Se num sistema econômico em equilíbrio os agentes oferecem, num mercado perfeito, os seus fatores de produção (capital e trabalho) em troca de uma remuneração, os ganhos são marginais e a possibilidade de acúmulo de riqueza, mínimas. A inovação rompe esse ciclo introduzindo um fator que induzirá um desequilíbrio na competição entre os agentes: a inovação aportará ao inovador uma equação nova e mais eficiente na alocação dos fatores de produção, oferecendo ao mercado utilidades que em si os concorrentes não oferecem ou, quando oferecem, de forma diferente e mais eficiente.

Neste sentido, a inovação induz a uma competição desigual, imperfeita, de viés monopolista, que perdura até que o mercado absorva a diferença aportada pelo inovador, via imitação, cópia, ou até que outra inovação se apresente e firme novo paradigma no mercado, desencadeando a evolução que lhe é inerente. O empreendedor, contudo, tudo fará para manter a assimetria que lhe favorece e permite à sua operação auferir uma mais-valia que o mercado não concede aos demais competidores; para tanto, o empreendedor lançará mão de estratégias empresariais como o segredo de negócio, marca, diferenciação dos produtos, marketing, e até mesmo da proteção legal, via patentes7.

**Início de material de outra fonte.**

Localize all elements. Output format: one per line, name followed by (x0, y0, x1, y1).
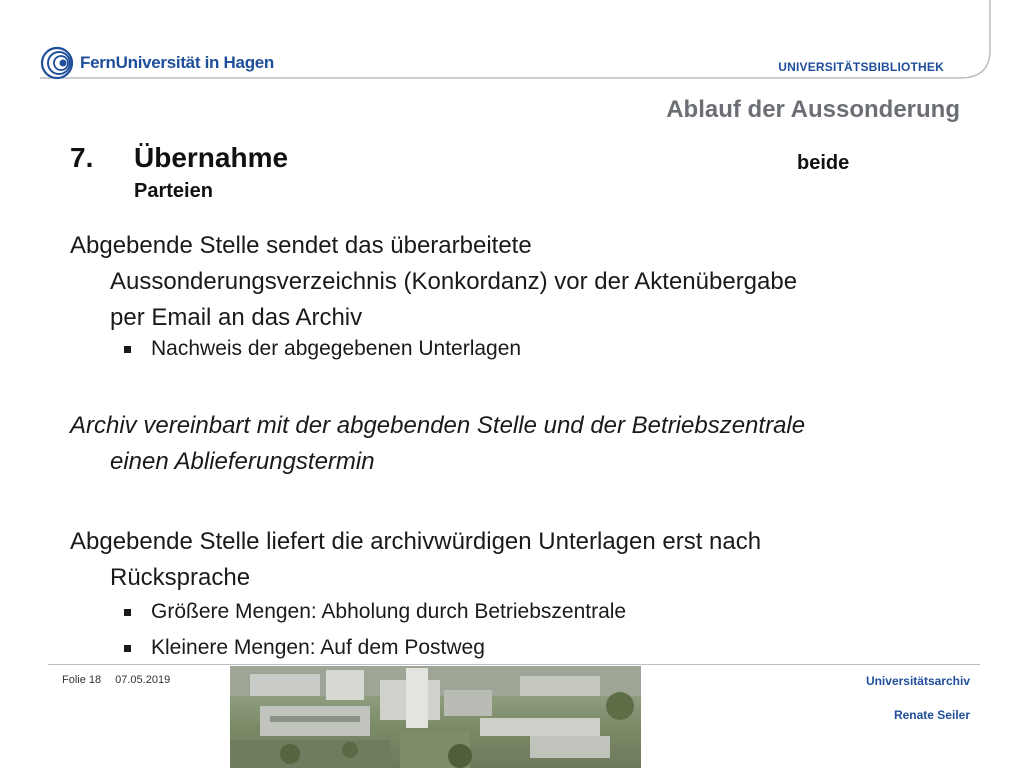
campus-aerial-photo (230, 666, 641, 768)
bullet-item-1: Nachweis der abgegebenen Unterlagen (124, 337, 521, 361)
paragraph-1: Abgebende Stelle sendet das überarbeitet… (70, 228, 950, 336)
paragraph-2-line-1: Archiv vereinbart mit der abgebenden Ste… (70, 412, 806, 439)
bullet-item-2-text: Größere Mengen: Abholung durch Betriebsz… (151, 600, 627, 623)
paragraph-2-line-2: einen Ablieferungstermin (110, 448, 375, 475)
bullet-item-2: Größere Mengen: Abholung durch Betriebsz… (124, 600, 626, 624)
footer-meta: Folie 18 07.05.2019 (62, 674, 170, 686)
fernuni-logo-icon (40, 46, 74, 80)
slide-date: 07.05.2019 (115, 674, 171, 686)
step-number: 7. (70, 142, 94, 173)
slide-number: Folie 18 (62, 674, 102, 686)
bullet-item-3-text: Kleinere Mengen: Auf dem Postweg (151, 636, 485, 659)
footer-divider (48, 664, 980, 665)
paragraph-1-line-3: per Email an das Archiv (110, 304, 363, 331)
paragraph-1-line-1: Abgebende Stelle sendet das überarbeitet… (70, 232, 532, 259)
square-bullet-icon (124, 345, 131, 353)
paragraph-3: Abgebende Stelle liefert die archivwürdi… (70, 524, 950, 596)
paragraph-3-line-2: Rücksprache (110, 564, 251, 591)
section-title: Ablauf der Aussonderung (666, 96, 960, 123)
logo-text: FernUniversität in Hagen (80, 53, 275, 72)
step-responsible-sub: Parteien (134, 180, 213, 202)
square-bullet-icon (124, 644, 131, 652)
university-logo[interactable]: FernUniversität in Hagen (40, 46, 274, 80)
step-heading: 7. Übernahme (70, 142, 288, 174)
bullet-item-3: Kleinere Mengen: Auf dem Postweg (124, 636, 485, 660)
square-bullet-icon (124, 608, 131, 616)
step-responsible-label: beide (797, 152, 850, 174)
paragraph-1-line-2: Aussonderungsverzeichnis (Konkordanz) vo… (110, 268, 798, 295)
footer-author: Renate Seiler (893, 708, 970, 722)
paragraph-2: Archiv vereinbart mit der abgebenden Ste… (70, 408, 950, 480)
step-title: Übernahme (134, 142, 289, 173)
paragraph-3-line-1: Abgebende Stelle liefert die archivwürdi… (70, 528, 762, 555)
unit-label: UNIVERSITÄTSBIBLIOTHEK (778, 60, 944, 74)
bullet-item-1-text: Nachweis der abgegebenen Unterlagen (151, 337, 522, 360)
footer-department: Universitätsarchiv (865, 674, 970, 688)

Desenhando este paradigma de destruição criativa, pelo qual a inovação induz à evolução por via de um rompimento do equilíbrio do mercado, o autor irá também traçar outra distinção cara ao estudo da inovação nos dias atuais, que é a que se estabelece entre inovação radical e inovação incremental. Enquanto a inovação radical seria apta a criar rupturas fundamentais na estrutura do mercado, a inovação incremental desencadearia a evolução via avanço contínuo no processo de mudança nas atividades produtivas8.

A teoria schumpeteriana não se preocupa em se aprofundar em que vertente de atuação da unidade produtiva a inovação pode se manifestar. Suas referências passam, porém, por (i) uma nova utilidade oferecida no mercado (inovação de produto); (ii) produção das mesmas utilidades de uma forma mais eficiente, com menor emprego dos fatores de produção, via redução de custos (inovação de processo); (iii) uma nova forma de estrutura organizacional (inovação organizacional); e (iv) a criação de um novo mercado (inovação de marketing)9.

Relevante é, para que se configure efetivamente inovação, que essas diferenças, na atividade econômica e produtiva, sejam efetivamente concretizadas no mercado, viabilizando uma nova função/equação produtiva. Essa conceituação da inovação, como uma diferença na atividade produtiva que gera uma nova função produtiva, dá os elementos para uma teoria fundamental da inovação, que é a grande contribuição da teoria schumpeteriana nesta seara.

Suas conclusões firmariam as bases para o estudo da inovação e para a implementação das políticas públicas nesta área, nos tempos que lhe sucederam, sendo de compreensão imprescindível para contextualizar os desenvolvimentos transcorridos em redor da temática.

3. O Conceito de Inovação no Manual Frascatti: Inputs de Inovação

O Manual Frascatti resultou de iniciativa da OCDE no sentido de homogeneizar e padronizar as métricas de aferição das atividades e recursos dispendidos nos diversos países para geração de tecnologia e inovação.

O escopo do Manual Frascatti se centra no rastreamento dos inputs de inovação, ou seja, nas atividades e recursos empregados na realização de Pesquisa e Desenvolvimento (P&D), de modo que um das suas pretensões fundamentais é aportar à análise, teórica e prática, da inovação, conceitos consolidados das atividades que compõem este vasto espectro de ações voltadas à geração da inventividade10.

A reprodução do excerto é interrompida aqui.